Of course, if Phil really is in tune with destiny, my appeals will be in vain. But I hope the Gods do have a sense of justice, and reward work. If this means the Lakers raise their level of play and work their way to the title, that is good. But please, ye sporting deities, no more friggin' Lakers miracles.
Bill Simmons destroyed the Larry Bird controversy today:
Eric, Staten Island, NY: Do you think Bird's comment will tarnish his legacy in many peoples' eyes?

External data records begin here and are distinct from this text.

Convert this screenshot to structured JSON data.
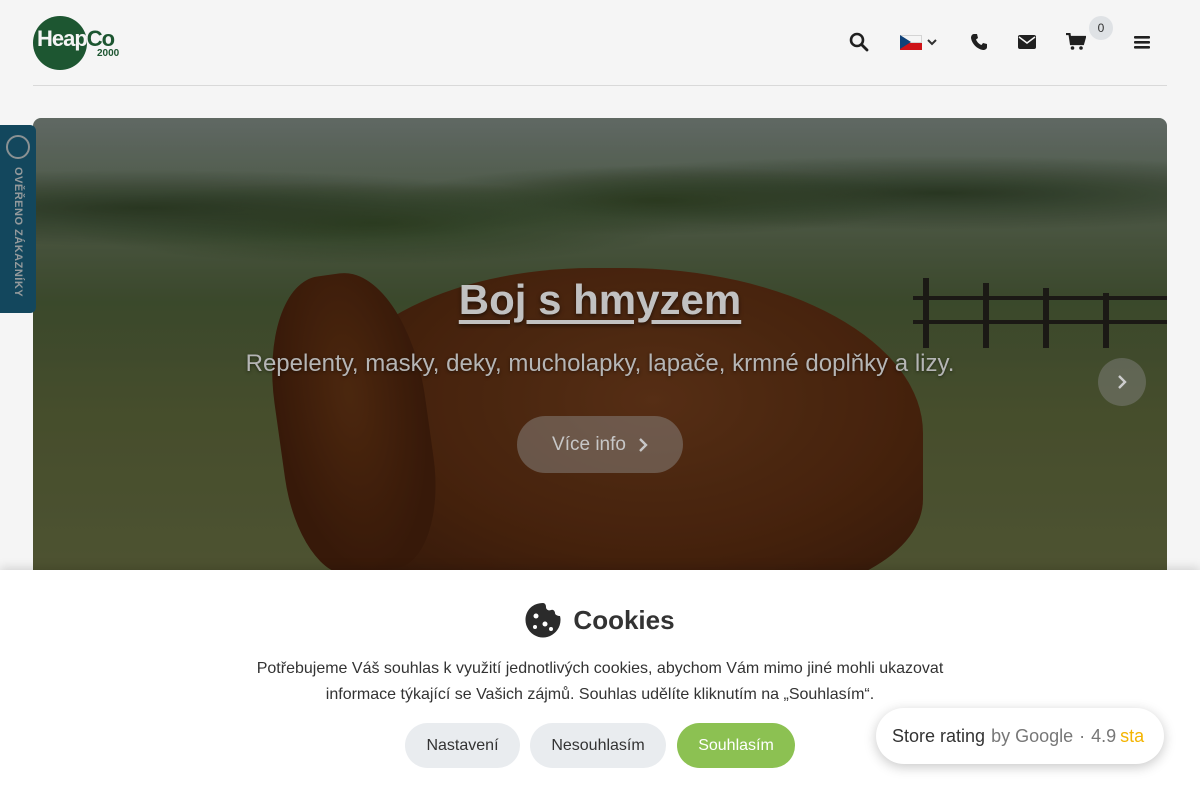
{
  "header": {
    "logo_text_a": "Heap",
    "logo_text_b": "Co",
    "logo_sub": "2000",
    "icons": {
      "search": "search-icon",
      "flag": "czech-flag-icon",
      "phone": "phone-icon",
      "mail": "envelope-icon",
      "cart": "cart-icon",
      "menu": "hamburger-menu-icon"
    },
    "cart_count": "0"
  },
  "verified_badge": {
    "label": "OVĚŘENO ZÁKAZNÍKY"
  },
  "hero": {
    "title": "Boj s hmyzem",
    "subtitle": "Repelenty, masky, deky, mucholapky, lapače, krmné doplňky a lizy.",
    "button_label": "Více info"
  },
  "cookies": {
    "title": "Cookies",
    "text": "Potřebujeme Váš souhlas k využití jednotlivých cookies, abychom Vám mimo jiné mohli ukazovat informace týkající se Vašich zájmů. Souhlas udělíte kliknutím na „Souhlasím“.",
    "btn_settings": "Nastavení",
    "btn_decline": "Nesouhlasím",
    "btn_accept": "Souhlasím",
    "accent_color": "#8cc152"
  },
  "rating": {
    "label": "Store rating",
    "provider": "by Google",
    "separator": "·",
    "score": "4.9",
    "stars_text": "sta"
  }
}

Bill Simmons: I don't see how that's possible. The guy was expressing an opinion - an it's not like he was off-base or anything. For God's sake, Keith Van Horn was the 2nd pick in the draft 7 years ago. Raef LaFrentz got taken ahead of Pierce AND Vince Carter. I don't think it's a stretch to say that teams actively look for white players with star potential to market to a mostly white fan base.
And here:
Bill Simmons: I agree... it's ridiculous. The ironic thing was that Bird came from a similar background to many of the black players who were in the league when he was playing - dirt-poor, family tragedies, etc. So I think he always considered himself closer to the black players than the white players, as strange as that sounds. He never wanted to be the Great White Hope. Read the section about him in BREAKS OF THE GAME by Halberstam some time, it's all about the irony of Bird being marketed as a Great White hope when his background was tougher than just about any black player.
And then here:
Bill Simmons: Look at the white guys in the league at the time - guys like Kelly Tripucka, Kent benson, Marc Iavaroni and so on. None of those guys could guard Bird. Bobby Jones was the only white guy who could think about guarding him. That was his point. I'm truly scared for our society if we've reached a point where Bird can't even joke about something like that.
Your true racist asshole of the day is, of course, Bill Parcells:
"You've got to keep an eye on those two, because they are going to try to get the upper hand. Mike wants the defense to do well, and Sean, he's going to have a few . . . no disrespect to the Orientals, but what we call Jap plays. Okay? Surprise things."
See, even while he was explaining why he wasn't being racist, he was being racist. What a dick.
Finally, I'm glad Luke Walton is a star now. Just like Tony Parker was an emerging superstar about a month ago, though that took two whole games to Walton's one. I guess that makes Luke bigger than Tony at this point. I await Darko Milicic's 12-minute-long finals MVP performance.